Sync data products

On this page

In this article, you will learn how to sync Purview data products and data assets into CluedIn data sources. This feature works only if Azure Data Factory (ADF) automation is enabled and configured. For more information, see Azure Data Factory pipeline automation.

Preparation

To sync Purview data products and data assets into CluedIn data sources, complete 2 preparation steps:

  1. Prepare a data product in Purview – create a governance domain and a glossary term to act a filter for the data products you want to sync, create a data product and add data assets and a glossary term to it, publish the prepared resources, and finally assign the appropriate roles to Purview service principal in the governance domain.

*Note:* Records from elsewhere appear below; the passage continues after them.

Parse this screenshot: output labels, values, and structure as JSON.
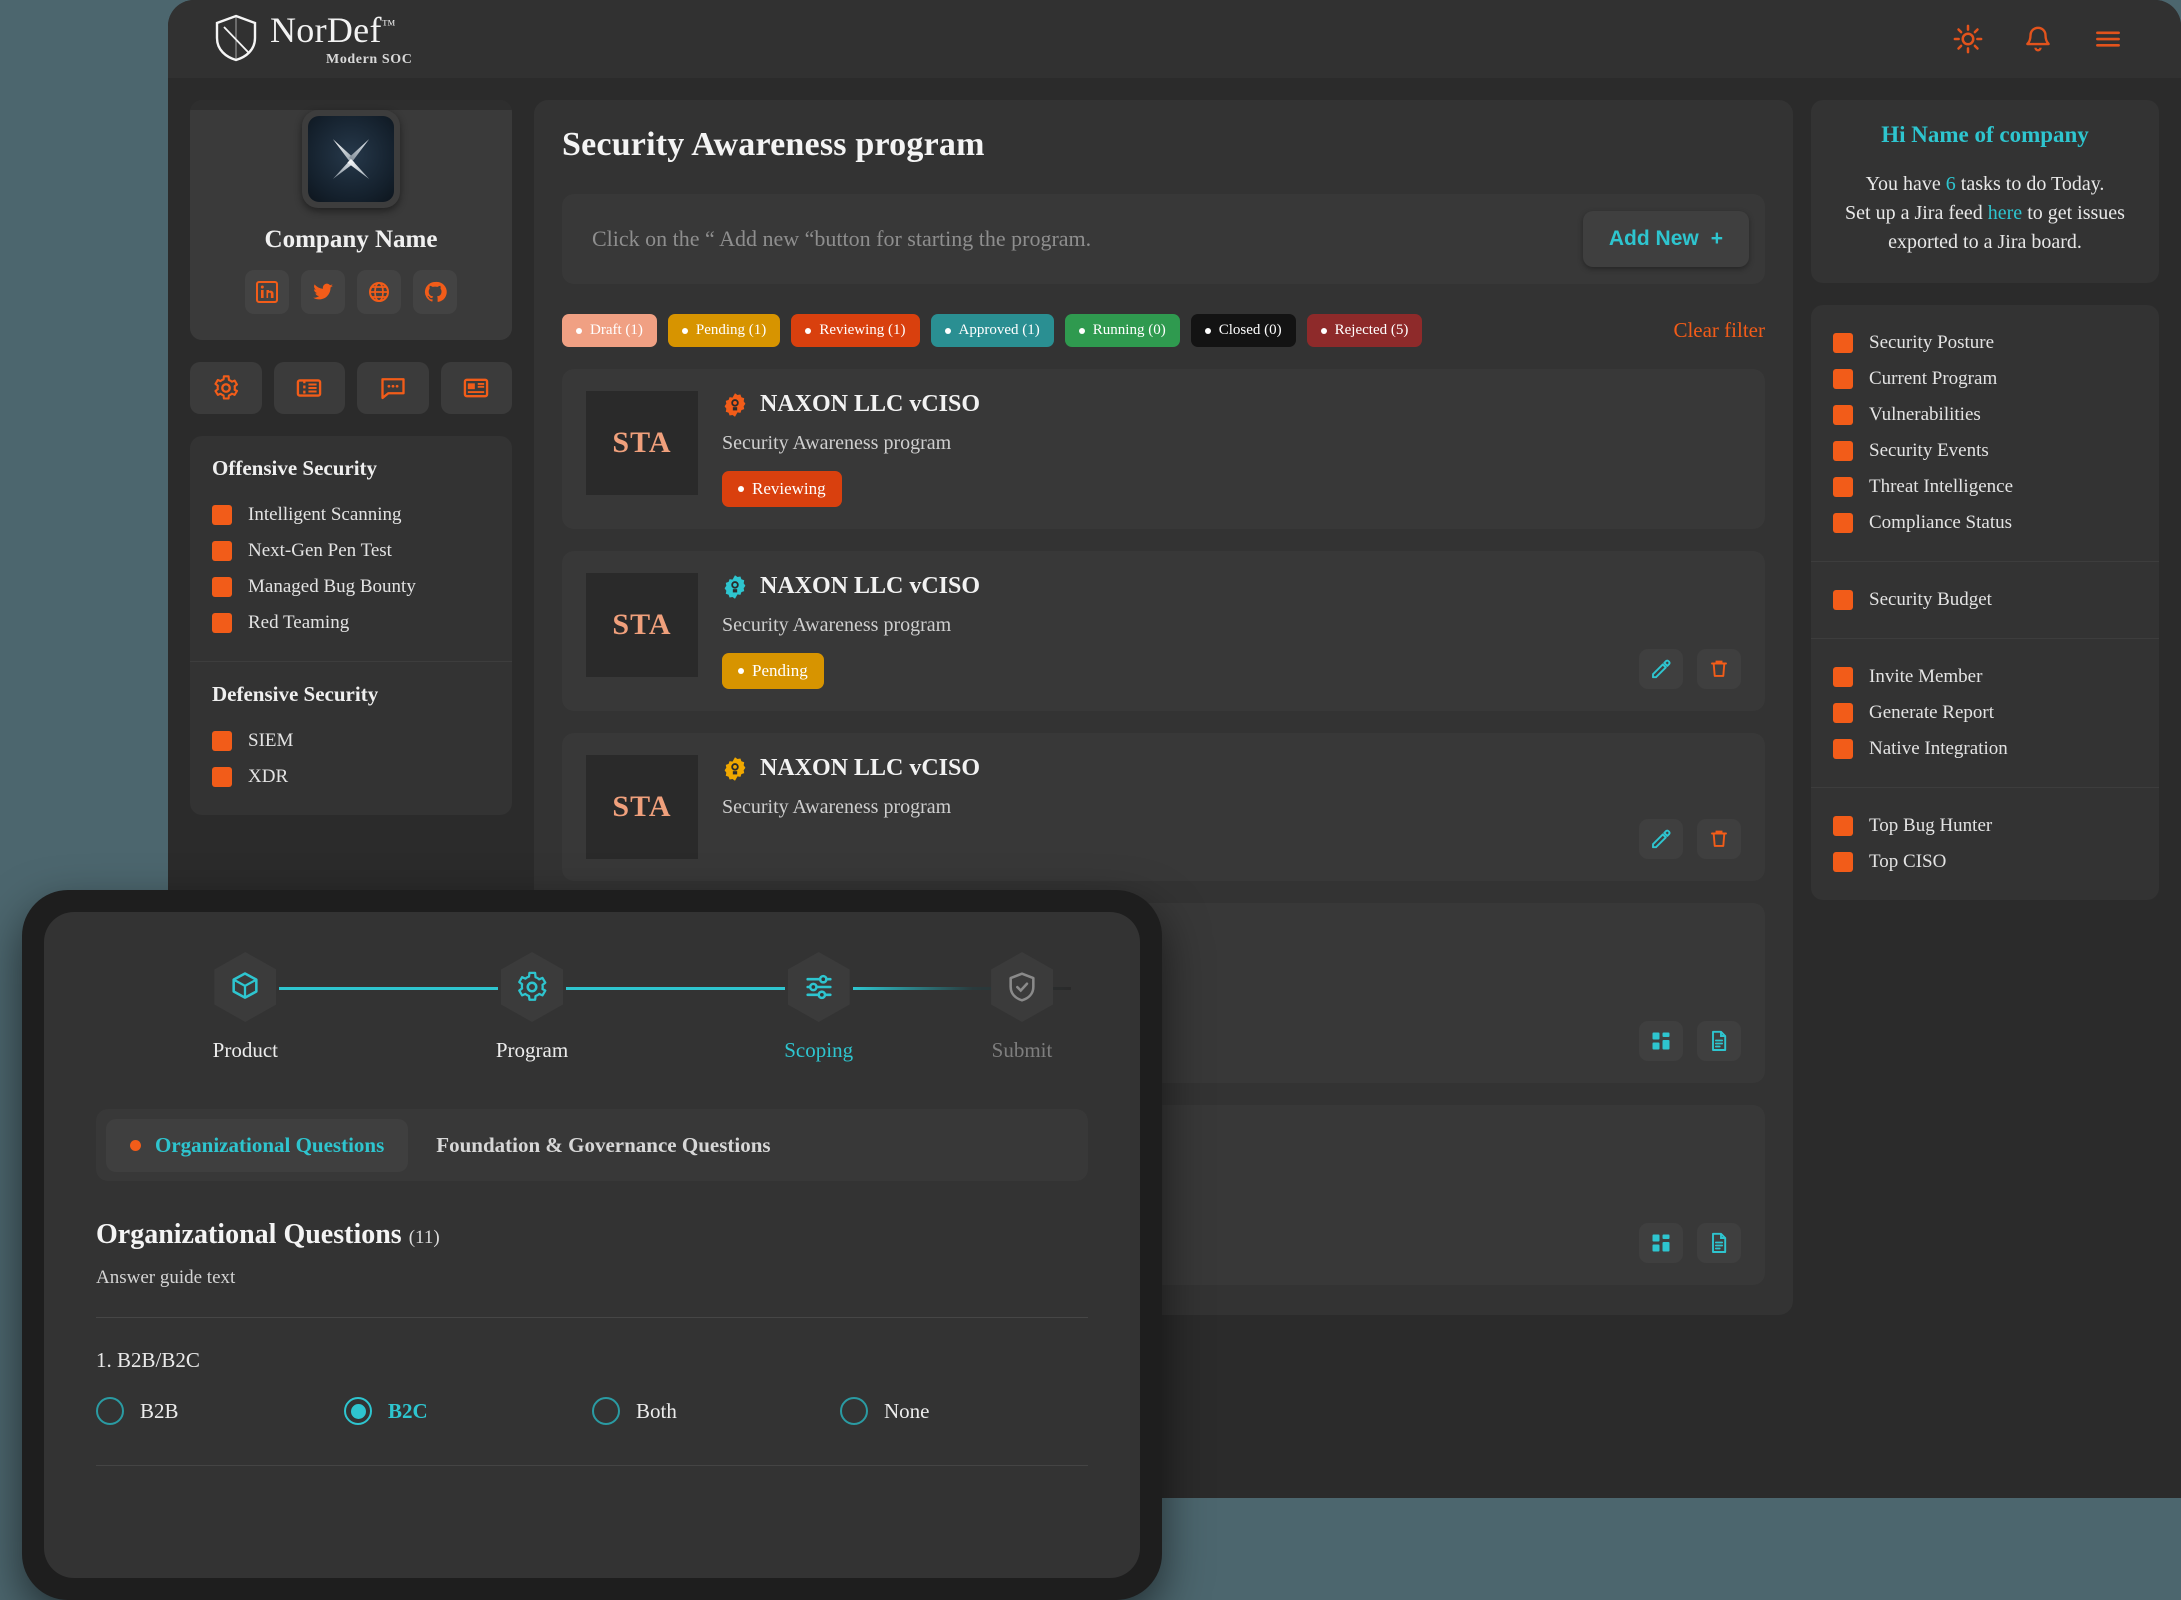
{
  "brand": {
    "name": "NorDef",
    "tm": "™",
    "tagline": "Modern SOC"
  },
  "topbar": {
    "theme_toggle": "sun-icon",
    "notifications": "bell-icon",
    "menu": "hamburger-menu-icon"
  },
  "company": {
    "name": "Company Name",
    "avatar_alt": "company-logo",
    "socials": [
      {
        "name": "linkedin",
        "label": "LinkedIn"
      },
      {
        "name": "twitter",
        "label": "Twitter"
      },
      {
        "name": "website",
        "label": "Website"
      },
      {
        "name": "github",
        "label": "GitHub"
      }
    ]
  },
  "quick_actions": [
    {
      "name": "settings",
      "label": "Settings"
    },
    {
      "name": "tickets",
      "label": "Tickets"
    },
    {
      "name": "chat",
      "label": "Chat"
    },
    {
      "name": "contact-card",
      "label": "Contact Card"
    }
  ],
  "sidebar": {
    "groups": [
      {
        "title": "Offensive Security",
        "items": [
          "Intelligent Scanning",
          "Next-Gen Pen Test",
          "Managed Bug Bounty",
          "Red Teaming"
        ]
      },
      {
        "title": "Defensive Security",
        "items": [
          "SIEM",
          "XDR"
        ]
      }
    ]
  },
  "main": {
    "page_title": "Security Awareness program",
    "hint_text": "Click on the “ Add new “button for starting the program.",
    "add_new_label": "Add New",
    "add_new_plus": "+",
    "clear_filter": "Clear filter",
    "filters": [
      {
        "label": "Draft (1)",
        "color": "#f0a083"
      },
      {
        "label": "Pending (1)",
        "color": "#d79400"
      },
      {
        "label": "Reviewing (1)",
        "color": "#d9400e"
      },
      {
        "label": "Approved (1)",
        "color": "#2a8f92"
      },
      {
        "label": "Running (0)",
        "color": "#2f9a4f"
      },
      {
        "label": "Closed (0)",
        "color": "#131313"
      },
      {
        "label": "Rejected (5)",
        "color": "#8e2a2a"
      }
    ],
    "programs": [
      {
        "thumb": "STA",
        "org": "NAXON LLC vCISO",
        "badge_color": "#f25c19",
        "subtitle": "Security Awareness program",
        "status": "Reviewing",
        "status_color": "#d9400e",
        "actions": []
      },
      {
        "thumb": "STA",
        "org": "NAXON LLC vCISO",
        "badge_color": "#2ec5cf",
        "subtitle": "Security Awareness program",
        "status": "Pending",
        "status_color": "#d79400",
        "actions": [
          "edit-icon",
          "delete-icon"
        ]
      },
      {
        "thumb": "STA",
        "org": "NAXON LLC vCISO",
        "badge_color": "#f0a800",
        "subtitle": "Security Awareness program",
        "status": "",
        "status_color": "",
        "actions": [
          "edit-icon",
          "delete-icon"
        ]
      },
      {
        "thumb": "",
        "org": "",
        "badge_color": "#f25c19",
        "subtitle": "",
        "status": "",
        "status_color": "",
        "actions": [
          "dashboard-icon",
          "report-icon"
        ]
      },
      {
        "thumb": "",
        "org": "",
        "badge_color": "#f25c19",
        "subtitle": "",
        "status": "",
        "status_color": "",
        "actions": [
          "dashboard-icon",
          "report-icon"
        ]
      }
    ]
  },
  "right": {
    "greeting_title": "Hi Name of company",
    "greeting_line1_a": "You have ",
    "greeting_count": "6",
    "greeting_line1_b": " tasks to do Today.",
    "greeting_line2_a": "Set up a Jira feed ",
    "greeting_link": "here",
    "greeting_line2_b": " to get issues",
    "greeting_line3": "exported to a Jira board.",
    "groups": [
      {
        "items": [
          "Security Posture",
          "Current Program",
          "Vulnerabilities",
          "Security Events",
          "Threat Intelligence",
          "Compliance Status"
        ]
      },
      {
        "items": [
          "Security Budget"
        ]
      },
      {
        "items": [
          "Invite Member",
          "Generate Report",
          "Native Integration"
        ]
      },
      {
        "items": [
          "Top Bug Hunter",
          "Top CISO"
        ]
      }
    ]
  },
  "modal": {
    "steps": [
      {
        "label": "Product",
        "icon": "cube-icon",
        "state": "done"
      },
      {
        "label": "Program",
        "icon": "gear-icon",
        "state": "done"
      },
      {
        "label": "Scoping",
        "icon": "sliders-icon",
        "state": "active"
      },
      {
        "label": "Submit",
        "icon": "shield-check-icon",
        "state": "inactive"
      }
    ],
    "tabs": [
      {
        "label": "Organizational Questions",
        "active": true
      },
      {
        "label": "Foundation & Governance Questions",
        "active": false
      }
    ],
    "section_title": "Organizational Questions",
    "section_count": "(11)",
    "answer_guide": "Answer guide text",
    "questions": [
      {
        "number": "1.",
        "text": "B2B/B2C",
        "options": [
          {
            "label": "B2B",
            "selected": false
          },
          {
            "label": "B2C",
            "selected": true
          },
          {
            "label": "Both",
            "selected": false
          },
          {
            "label": "None",
            "selected": false
          }
        ]
      }
    ]
  },
  "colors": {
    "accent_orange": "#f25c19",
    "accent_cyan": "#2ec5cf",
    "page_bg": "#4c666e",
    "panel": "#333333"
  }
}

  2. Configure settings in CluedIn – enable the sync data products feature in Purview settings and provide the glossary term to identify the data products for syncing.

Preparation in Purview

To create a governance domain

  1. In the Microsoft Purview portal, navigate to Unified Catalog > Catalog management > Governance domain.

  2. Select new governance domain.

    sync-data-products-new-governance-domain.png

  3. Enter the Name of the governance domain.

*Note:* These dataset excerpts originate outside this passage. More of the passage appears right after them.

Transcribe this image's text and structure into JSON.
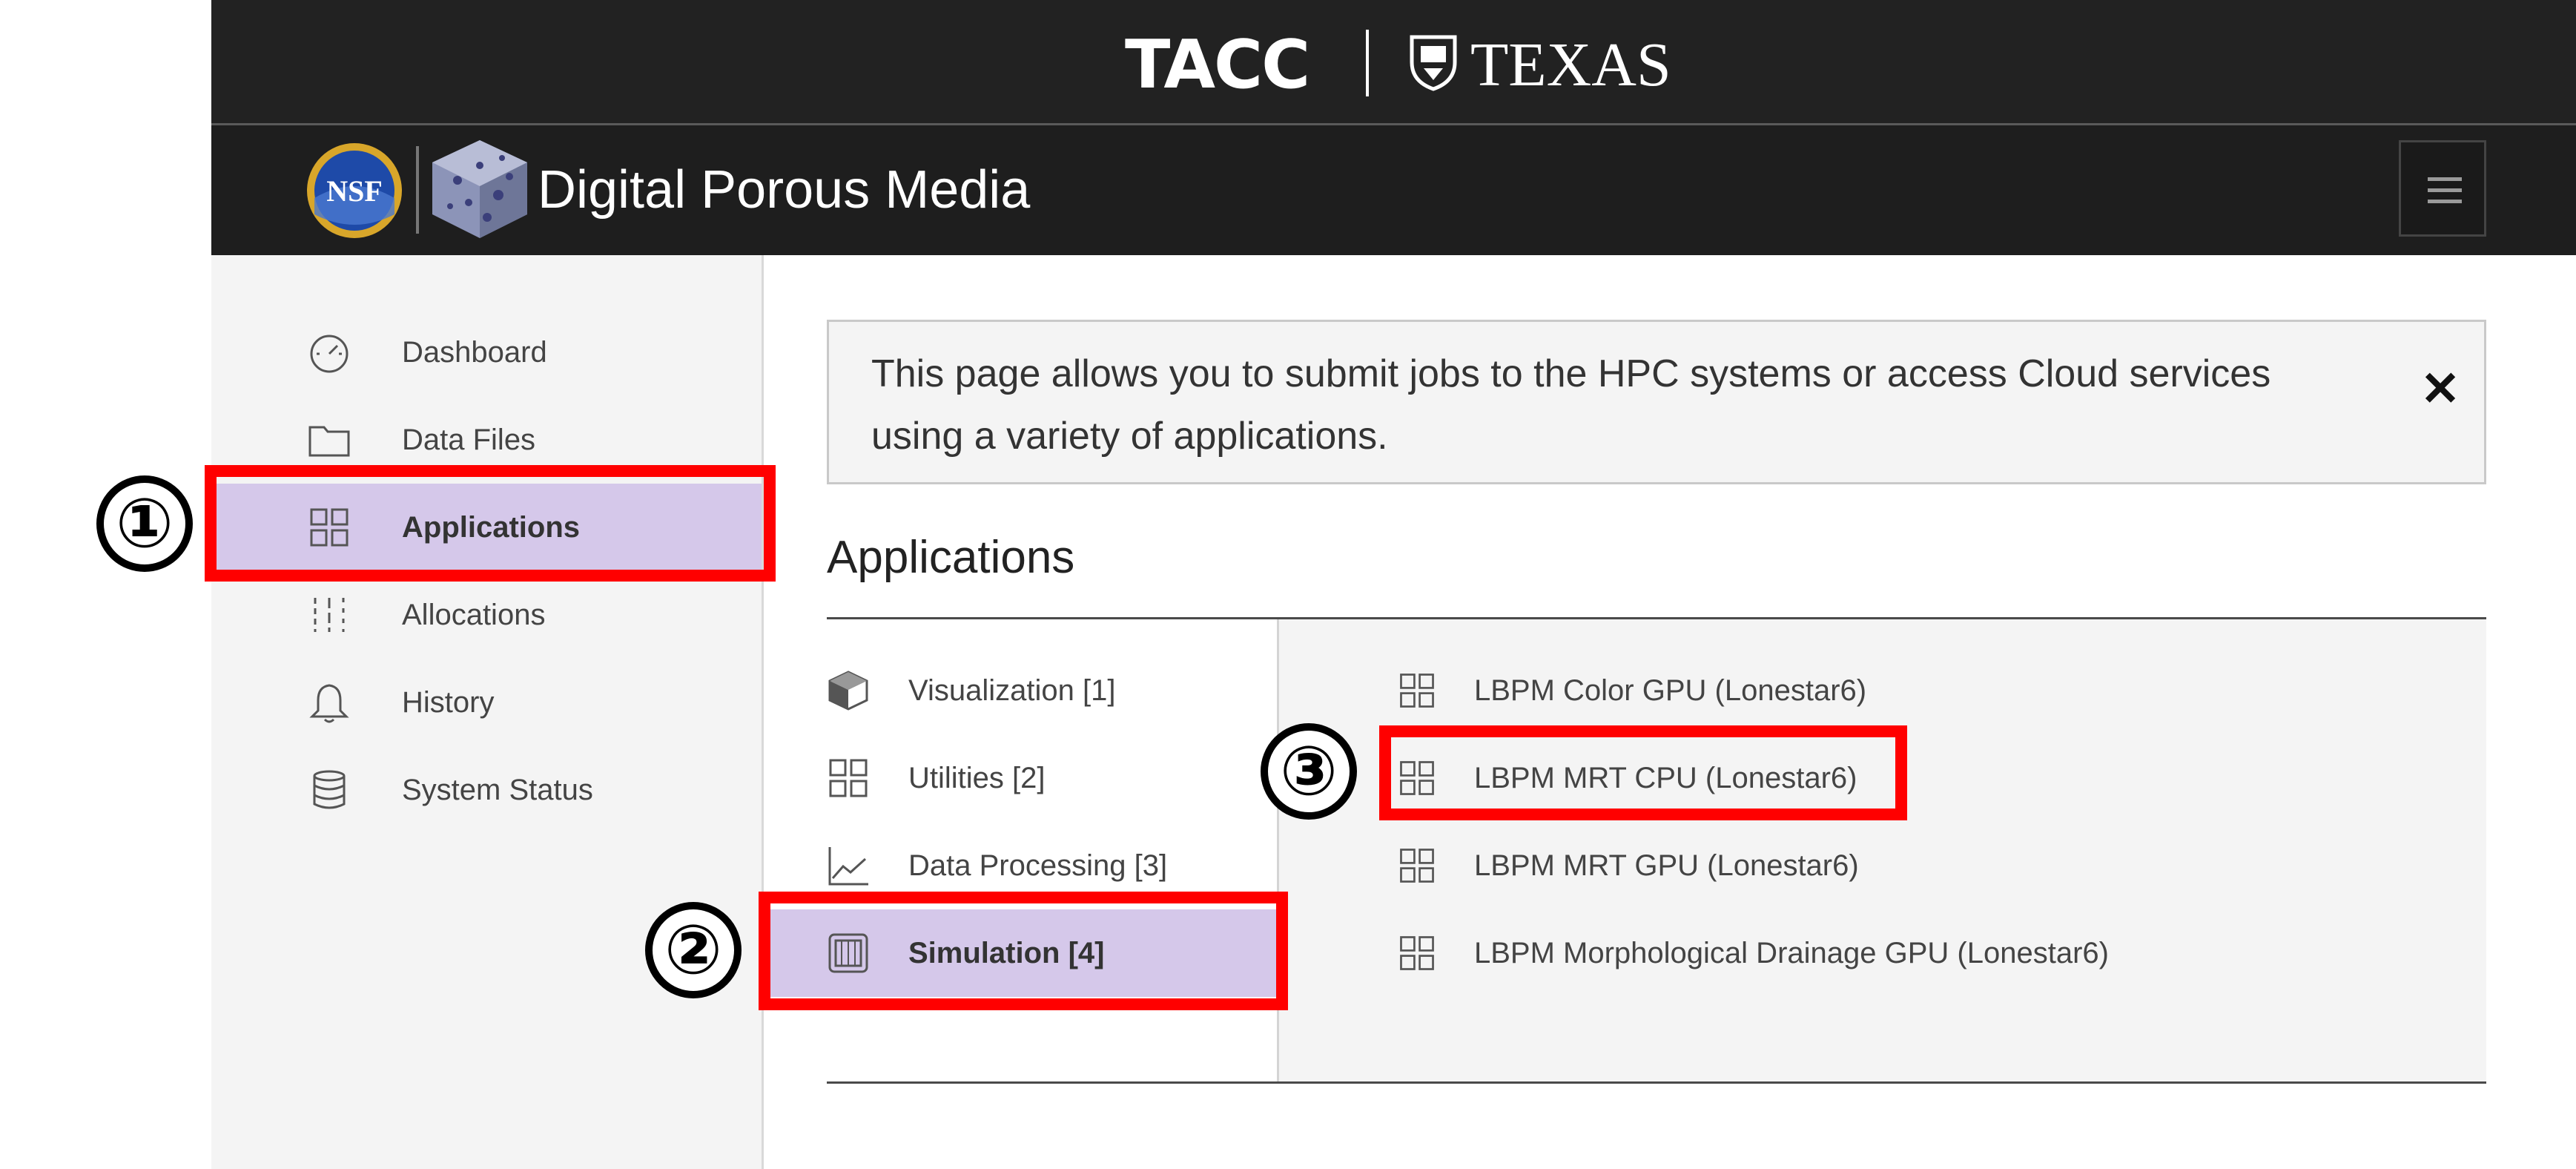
{
  "header": {
    "tacc_logo_text": "TACC",
    "texas_logo_text": "TEXAS",
    "nsf_logo_text": "NSF",
    "app_title": "Digital Porous Media",
    "menu_icon": "hamburger-menu-icon"
  },
  "sidebar": {
    "items": [
      {
        "label": "Dashboard",
        "icon": "speedometer-icon",
        "active": false
      },
      {
        "label": "Data Files",
        "icon": "folder-icon",
        "active": false
      },
      {
        "label": "Applications",
        "icon": "grid-icon",
        "active": true
      },
      {
        "label": "Allocations",
        "icon": "sliders-icon",
        "active": false
      },
      {
        "label": "History",
        "icon": "bell-icon",
        "active": false
      },
      {
        "label": "System Status",
        "icon": "database-icon",
        "active": false
      }
    ]
  },
  "banner": {
    "text": "This page allows you to submit jobs to the HPC systems or access Cloud services using a variety of applications.",
    "close_label": "✕"
  },
  "main": {
    "section_title": "Applications",
    "categories": [
      {
        "label": "Visualization [1]",
        "icon": "cube-icon",
        "active": false
      },
      {
        "label": "Utilities [2]",
        "icon": "grid-icon",
        "active": false
      },
      {
        "label": "Data Processing [3]",
        "icon": "line-chart-icon",
        "active": false
      },
      {
        "label": "Simulation [4]",
        "icon": "chip-icon",
        "active": true
      }
    ],
    "apps": [
      {
        "label": "LBPM Color GPU (Lonestar6)",
        "icon": "grid-icon"
      },
      {
        "label": "LBPM MRT CPU (Lonestar6)",
        "icon": "grid-icon"
      },
      {
        "label": "LBPM MRT GPU (Lonestar6)",
        "icon": "grid-icon"
      },
      {
        "label": "LBPM Morphological Drainage GPU (Lonestar6)",
        "icon": "grid-icon"
      }
    ]
  },
  "annotations": {
    "step1": "①",
    "step2": "②",
    "step3": "③",
    "highlight_color": "#ff0000"
  },
  "colors": {
    "header_bg": "#222222",
    "active_bg": "#d5c8ea",
    "sidebar_bg": "#f4f4f4"
  }
}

  4. Enter the Description of the governance domain.

  5. Select the Type of the governance domain.

    sync-data-products-new-governance-domain-creation.png

  6. Select Save.

The governance domain should have a dedicated glossary term that acts as a filter for the data products you want to sync.

To create a glossary term for a governance domain

  1. On the governance domain details page, in the glossary terms card, select View all.

  2. Select New term.

  3. Enter the Name and Description of the term.

    sync-data-products-new-glossary-term.png

  4. Select Create.

When the glossary term is created, note two methods for obtaining its identification:

  1. The name of the glossary term.

  2. The ID of the glossary term, which can be found in the URL.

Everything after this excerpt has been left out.